The rest days allowed us to go on mini-safaris, an overnight stay at the Ngorongoro Crater, a four-hour drive from Arusha. The Crater is the world’s largest inactive, intact and infilled volcanic caldera. The crater formed when a large volcano exploded and collapsed on itself 2 to 3 million years ago. It descends 2,000 feet from the lip of the crater where we camped overnight, listening to the sounds of Cape Buffalo grazing by the tents. At the crack of dawn we descended a steep, twisty gravel/mud road to the floor of crate, which is about 100 square miles. Fed by various water sources, it is lush with vegetation and supports an enormous variety of wildlife (about 25,000 large animals). It is a place of remarkable natural beauty.

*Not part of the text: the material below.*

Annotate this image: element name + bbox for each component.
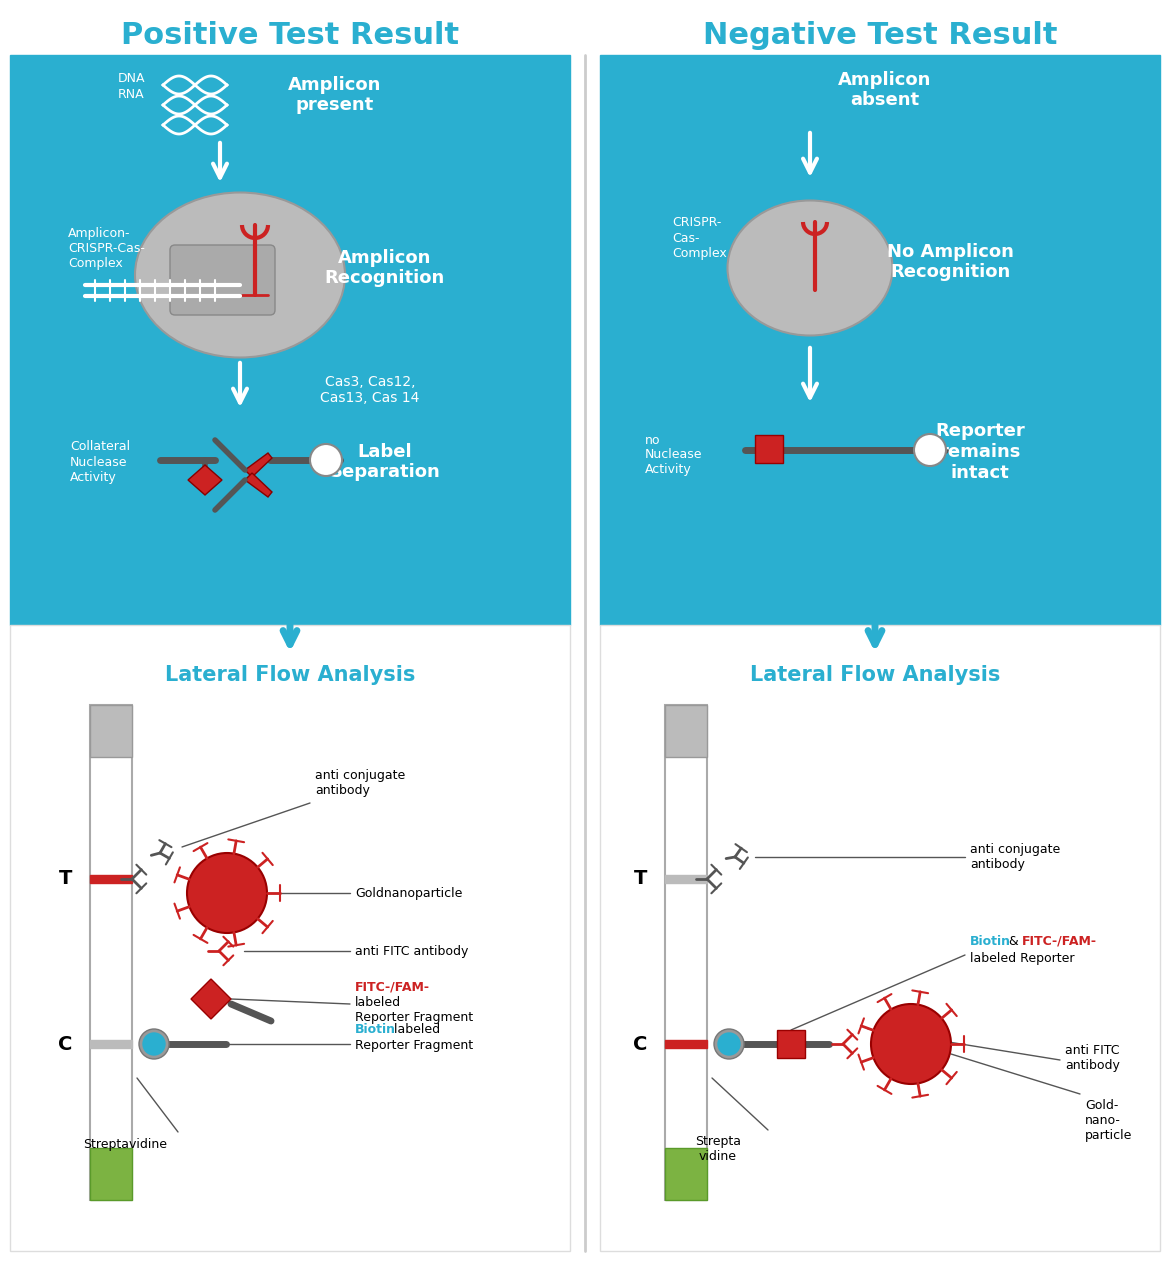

We were up close and personal with lions, wildebeest, zebras, hippos, gazelles, hyenas, jackals, caracals, elephants, Cape buffalos, and extraordinary bird life. A lake in the centre of the crater shimmers pink because of all the flamingos. We stumbled on two lion kills: the first by young male lions, who were feasting on a buffalo while jackals and hyenas circled waiting their turn. The other happened as we were approaching. Five lionesses stalked a herd of zebras, separated them into two and picked out their prey, with each lion taking turns to chase. Eventually they caught it by the hind leg and brought it down. The strangest thing was watching the zebra herd right after the kill. They stopped running, they remained in a large circle around the lions and the kill looking intently at the scene.

For all its wonder there was a disturbing feeling about the crater or more precisely how we, as humans, have eroded and confined the natural space. Yes, this was the wildlife’s natural habitat, except there were roads crisscrossing it and that day, being off season, only about 30 or so safari LandCruisers. In high season, I was told, there could be as many as 300 cars cruising the crater. I had the impression of watching a natural life variant of that 1998 movie, The Truman Show, where everything in Truman Burbank’s (Jim Carrey) life is part of a massive TV set contained within a bubble.